More food for thought [for painters]. Read Ken`s Studio Notes from the great blog Painting Perceptions. It`s a stream of consciousness ramble about the mind in its relation to painting. Most of his observations have never occurred to me but I was fascinated by his analysis.

                                                                  Fiona Hill

She is an American hero! This is why America is great! A young woman from the north of England comes to this country for opportunities unavailable to her in the UK because of her working class background. She excels and chooses to serve her adopted country as a diplomat.
At the impeachment hearings she says the one thing that explains this big mess. The president and his Republican protectors are doing the bidding of Russia whether they understand that or not. Our intelligence community has been warning us for years that the nasty divisions in our politics are fostered by Vladimir Putin. The Russians want us at each others throats. A country so divided is weakened. Their interference in the 2016 election continues on into the 2020 contest. Why do they like Trump? They know how to make him dance. And he knows how to make us hate each other. He has completely corrupted a once patriotic political party. We all should be wary of these new Republicans. They don`t care about your monthly social security checks, your student loans, the climate or your schools, roads or jobs. Only power motivates them.

 The paintings above are the work of Alex Brewer, a.k.a. Hense. He took abstraction off the canvas and then covered walls and buildings with his exuberant compositions. What a great idea! Why did this take so long? Why have murals mostly been realistic and narrative? Just at a glance you can see how energizing they are! How beneficial to the human spirit! Color heals! Thank you Alex!

                                                                  Alex Brewer

                                   Underbog watermedia on paper 21x20 inches 53.5x51 cm   

To set the mood and have something to react to, I did an underpainting that was just too luminous. When I started to add landscape elements it was completely awkward, an imposition even. Yet I was loving the Hahnemuhle watercolor paper and it was early in the process,  so I flipped it upside down and tried to keep pushing forward. This time with no objective. It was slow going but eventually a composition presented itself and I strengthened the color. Like every 'purely' abstract painting I do, the landscape is always present.   

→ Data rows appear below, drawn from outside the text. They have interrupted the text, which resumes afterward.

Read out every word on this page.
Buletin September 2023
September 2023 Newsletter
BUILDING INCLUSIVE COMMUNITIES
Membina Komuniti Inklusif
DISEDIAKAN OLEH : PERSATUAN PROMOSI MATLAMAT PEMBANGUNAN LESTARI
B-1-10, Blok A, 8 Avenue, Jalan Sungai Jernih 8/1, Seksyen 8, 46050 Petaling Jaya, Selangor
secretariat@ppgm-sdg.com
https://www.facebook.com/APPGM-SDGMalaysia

                                   Forest Edge watermedia on Yupo 26x20 inches 66x51 cm

 This one had no reference other than memory. Mine is not photographic in any way. I had noticed the bright yellow bracken ferns as they turned dormant and thought  I`d paint the transition from meadow into forest With watercolor on the slippery plastic paper Yupo, I could literally carve out some ferns with a q-tip. If it didn`t look right I`d re-emulsify the yellow paint and try again. Drawing in negative shapes. This suits my temperament far more than painting all those rows of fern leaves directly. That would be tedium which is not an experience I want.

                                                         Koko and Mr. Rogers

 She was a fan and could speak over a thousand words in sign language. When they met, she took off his shoes.